In his teaching, Sick works with students from across the university who are passionate about curbing carbon emissions. In the Perot Jain TechLab Climate Change course, students work directly with startup companies reducing-carbon emissions. Backed by Perot Jain capital and offered through the CoE’s Center for Entrepreneurship, TechLab also offers courses ranging from vehicle electrification to health care technology.

“I have teams of students helping startup companies with exploratory work: Where should they set up shop? Where do they have the resources? Where is the workforce, et cetera,” Sick said. “So, in that sense, this is a lot of fun to be the interface of research and education and real world action.”

 

Join the club

Outside of class, students from across U‑M have learned about the GCI’s work and asked to get involved. Today, there are about 50 students representing CoE, LSA, SEAS, Ross School of Business, and more engaged with GCI either as interns or in the Michigan Carbon Capture student organization.

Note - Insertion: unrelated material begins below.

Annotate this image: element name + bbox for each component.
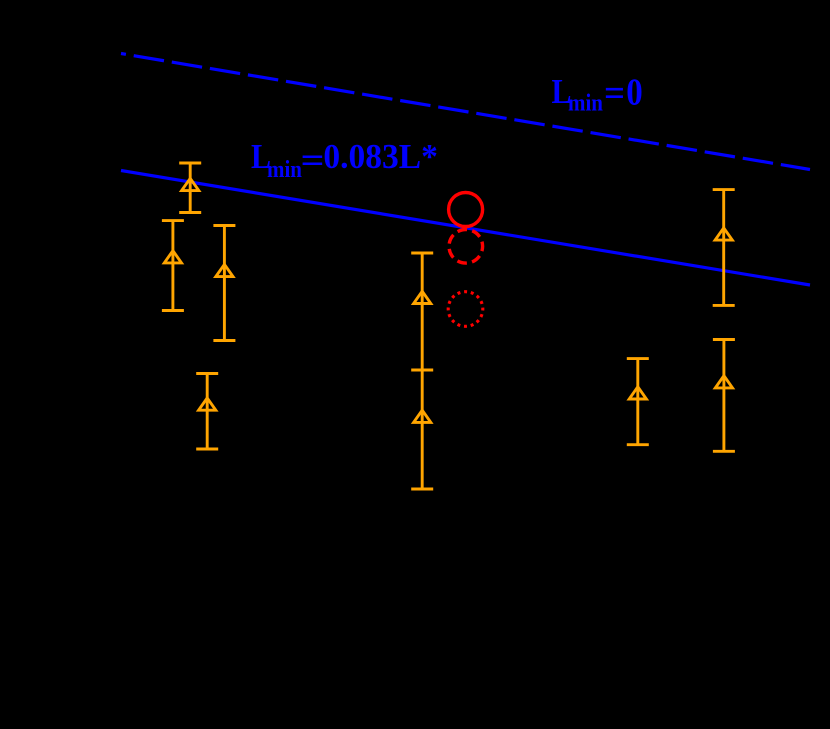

“Students are really uncomfortable about their futures with regards to climate, and they want to do something about it,” Fancy said. “They like their chosen field, but they want to apply it to something that will make their futures and the future of the planet more promising.”

In 2022, a group of GCI interns from chemical engineering, molecular biology, marketing, and public policy worked on a project funded by the Great Lakes and St. Lawrence Governors and Premiers organization to research carbon offsets and removal opportunities in the Midwest and two Canadian provinces.

At Michigan Carbon Capture, teams of students have been designing and building their own devices for capturing CO2 directly from the air for a few years now. One newer effort that was launched with the help of donor funding aims to capture CO2 from wastewater electrolysis while also producing hydrogen for separate use. “Project Sapphire” offers a novel approach that Fancy said puts the students’ work at the forefront of science.

“The students are getting really valuable experience in these hands-on projects that if we hadn’t had that support, this wouldn’t have gotten off the ground,” she said.

For team co-leader and engineering graduate student Michael Ettlinger, working with GCI has been a “dream come true.”

“It has allowed me to hone my expertise in this niche emerging field in ways that I do not believe would be possible at any other university,” he said.